Si vous ne devez en lire qu'un ce mercredi : le Financial Times
A la une :
Pour le FMI, cela ne fait guère de doutes : les banques européennes et américaines doivent lever encore quelque 875 milliards de dollars de capitaux pour assainir leur situation. La crise financière s'aggrave toujours sous l'effet de la récession, dans un processus s'apparentant à un cercle vicieux. Article de Bob Davis et David Enrich du WSJE.
Axel Weber, à la tête de la Bundesbank allemande, s'inquiète des incitations données aux banques de se replier sur leur territoire national. C'est, selon lui, un pas en arrière dans le processus d'intégration économique européenne. La zone euro devrait être, à ses yeux, la zone domestique d'opération des banques européennes.
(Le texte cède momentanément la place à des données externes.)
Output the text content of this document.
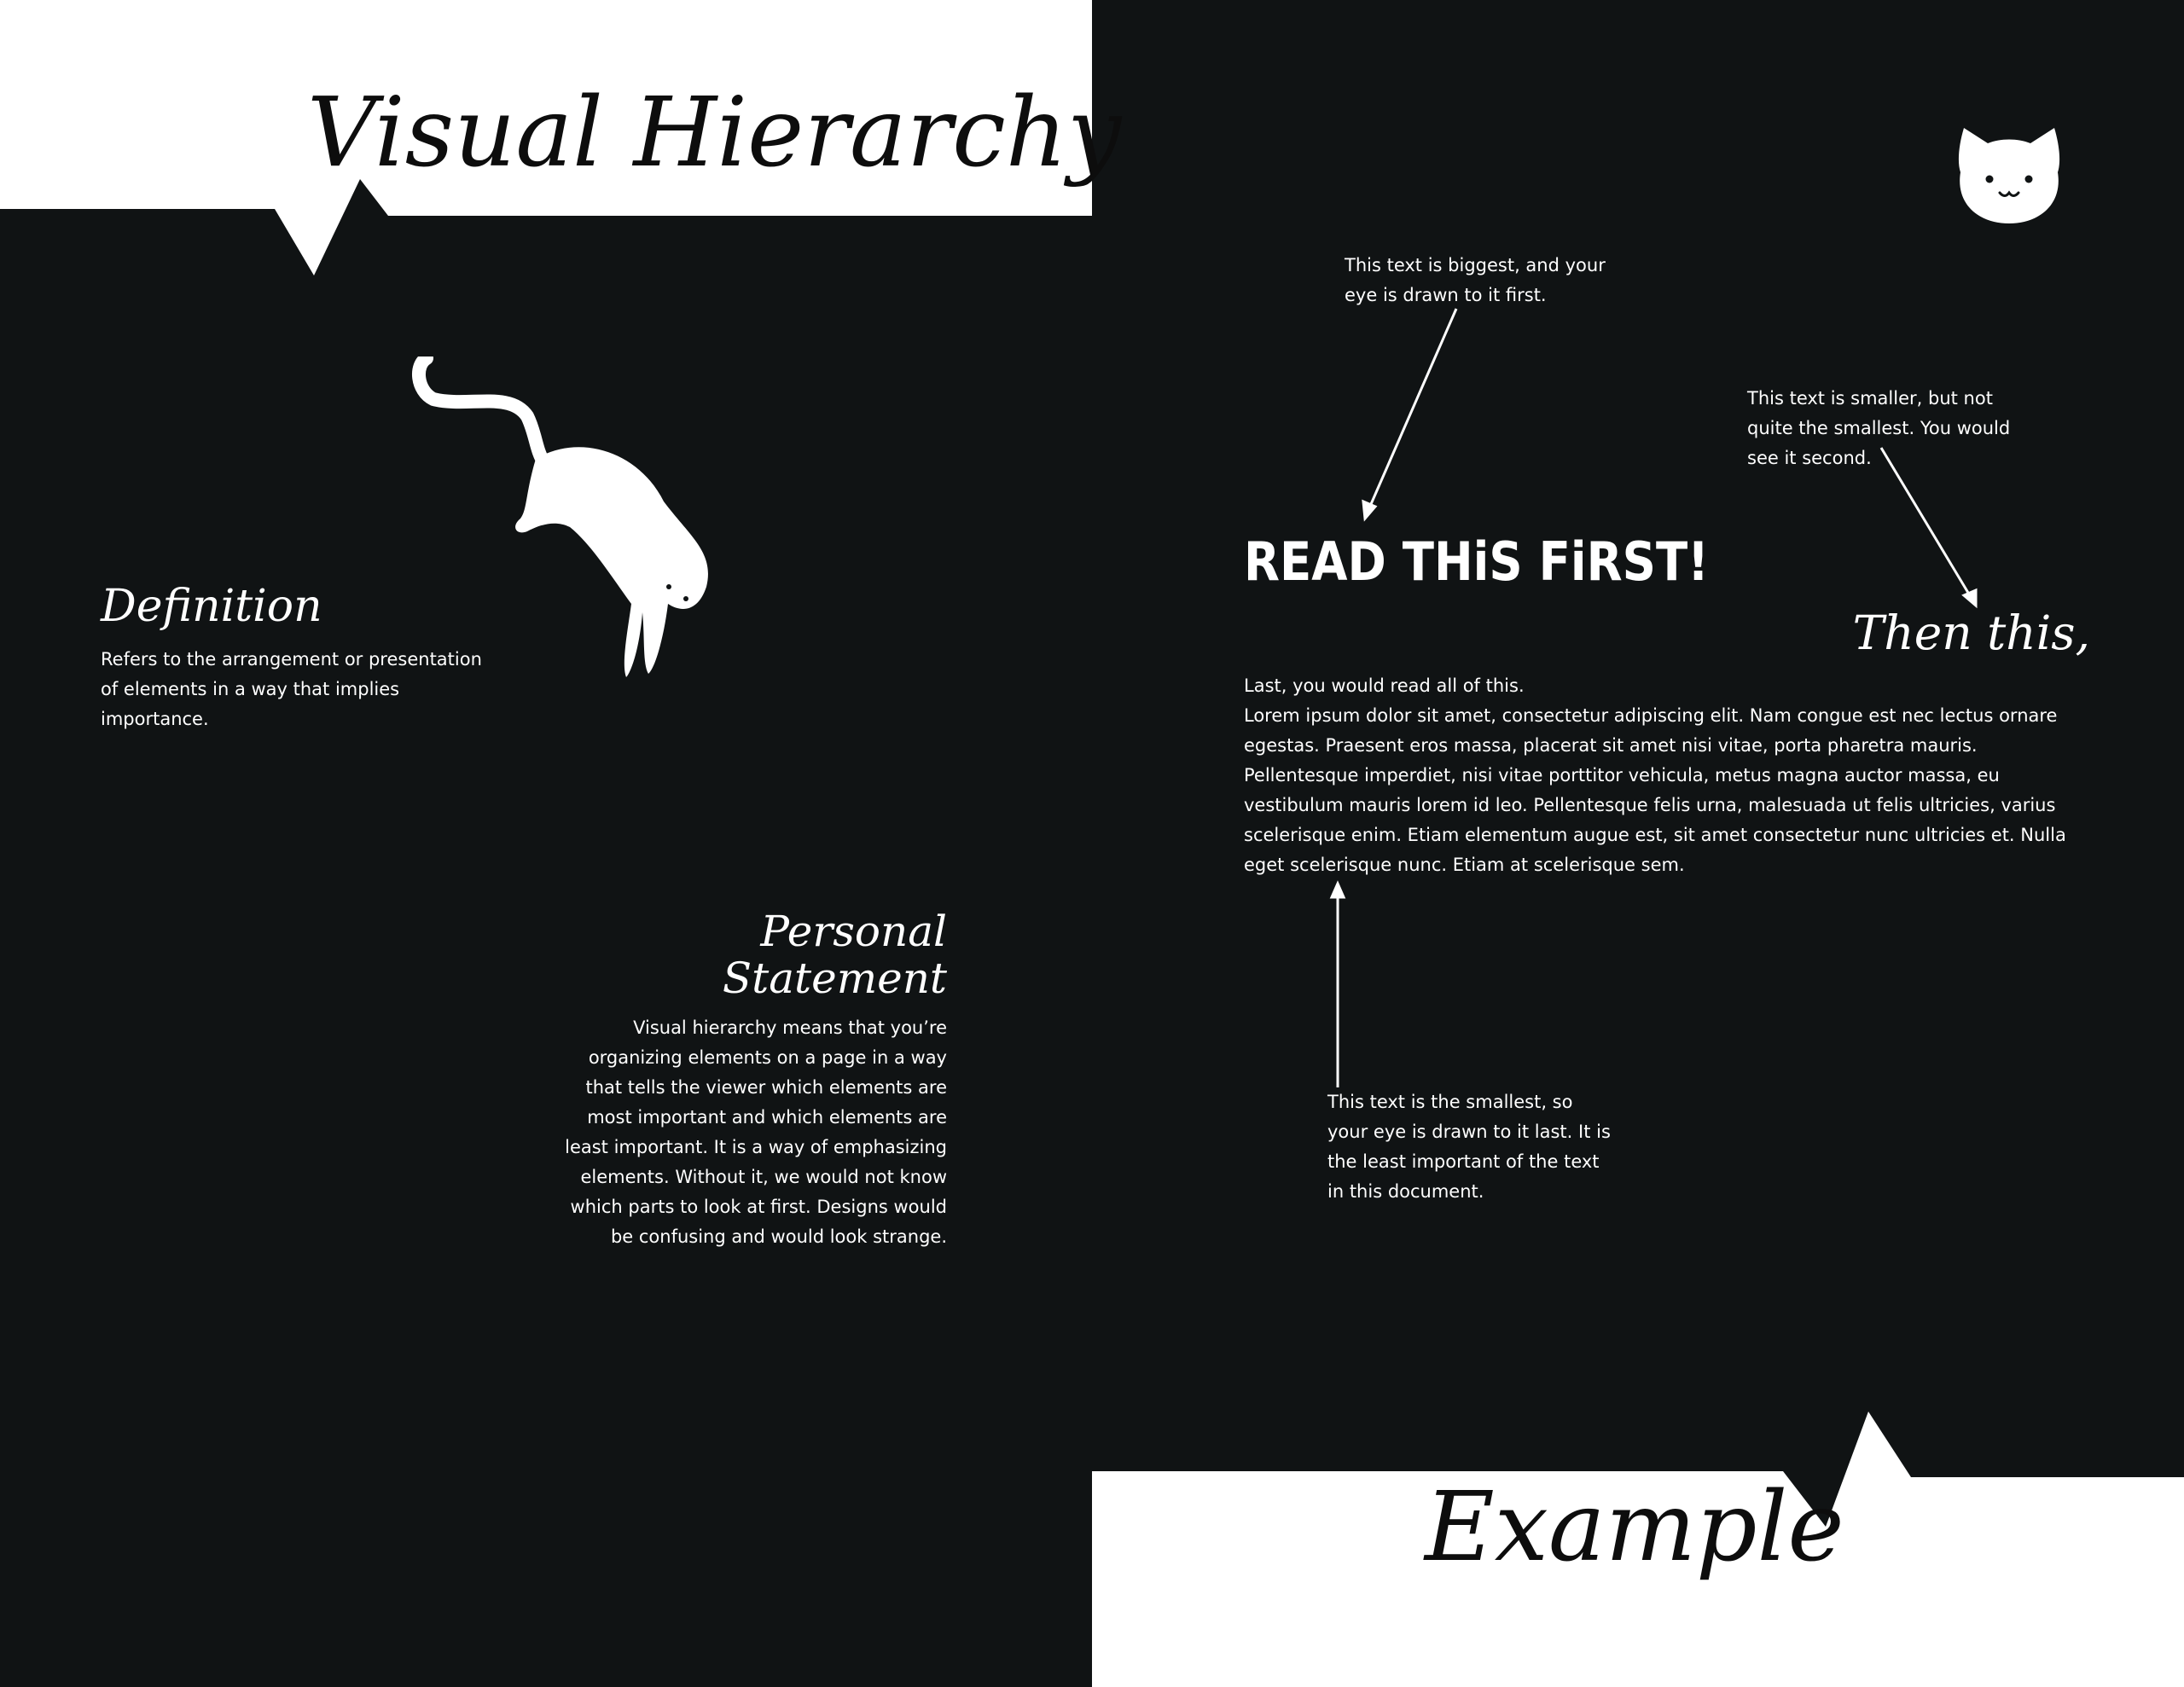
Visual Hierarchy
Definition
Refers to the arrangement or presentation of elements in a way that implies importance.
Personal
Statement
Visual hierarchy means that you’re organizing elements on a page in a way that tells the viewer which elements are most important and which elements are least important. It is a way of emphasizing elements. Without it, we would not know which parts to look at first. Designs would be confusing and would look strange.
This text is biggest, and your eye is drawn to it first.
This text is smaller, but not quite the smallest. You would see it second.
READ THiS FiRST!
Then this,
Last, you would read all of this.
Lorem ipsum dolor sit amet, consectetur adipiscing elit. Nam congue est nec lectus ornare egestas. Praesent eros massa, placerat sit amet nisi vitae, porta pharetra mauris. Pellentesque imperdiet, nisi vitae porttitor vehicula, metus magna auctor massa, eu vestibulum mauris lorem id leo. Pellentesque felis urna, malesuada ut felis ultricies, varius scelerisque enim. Etiam elementum augue est, sit amet consectetur nunc ultricies et. Nulla eget scelerisque nunc. Etiam at scelerisque sem.
This text is the smallest, so your eye is drawn to it last. It is the least important of the text in this document.
Example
Article de James Wilson, Ralph Atkins et Nikki Tait du FT.
Le Japon lance un emprunt obligataire de près de 11 milliards de yens (soit 84 milliards d'euros) pour financer son plan de stimulation économique. Article de Lindsay Whipp, David Oakley et Michael Mackenzie du FT.
Pour le détaillant britannique Tesco, le plus grave de la crise économique est passé : le management voit une stabilisation de la situation, mais encore trop fragile pour la nommer "reprise". Article de Cecilie Rohwedder du WSJE.
Les entreprises chinoises sont, elles aussi, victimes d'utilisations frauduleuses de leurs marques à l'étranger. L'arroseur arrosé avec Kathrin Hille du FT.
Moscou ne veut pas que les entreprises russes actives sur l'Internet tombent sous contrôle étranger : Yandex, un des premiers acteurs en ce domaine, imagine une procédure originale pour éviter ce cas de figure. Article de Gregory L. White du WSJE.
En pages intérieures :
Les grands groupes alimentaires (comme Kraft, Nestlé ou Campbell) s'adaptent à la crise qui induit des modifications dans le comportement des consommateurs. La moindre fréquentation des restaurants offre notamment des opportunités. Longue analyse de Julie Jargon en pages 16 et 17 du WSJE.
Si le populiste leader de l'ANC, Jacob Zuma, devrait sans surprise gagner les élections sud-africaines d'aujourd'hui, la difficile situation économique du pays fera obstacle à toute amélioration sensible du sort des plus pauvres. L'espoir énorme que porte sa candidature pourrait, à terme, laisser la place au découragement et à une recrudescence des violences. Longue analyse de Richard Lapper et Tom Burgis en page 7 du FT.
En page 9 du FT, Martin Wolf ne croit pas dans l'imminence d'une reprise économique : les ajustements structurels à opérer (éliminations des capacités excédentaires de production, désendettement, notamment) sont loin d'être achevés, selon lui. Le plus gros danger serait de croire que la situation antérieure peut être retrouvée rapidement et durablement.
La complexité des systèmes informatiques des entreprises en font aussi la fragilité, surtout à l'heure où des économies de coûts sont exigées des départements IT. Risques de disruption avec Stephen Pritchard en page 18 du FT.
En tant qu'investisseur, vous chassez les dividendes ? Allez faire un tour du côté des actions de la zone Asie-Pacifique, conseille Jesper Madsen en page 26 du FT.
Le récent rebond des cours des métaux de base (cuivre, plomb, zinc) pourrait être de courte durée si la demande en produits finis ne s'améliore pas. Article de Chris Flood en page 27 du FT.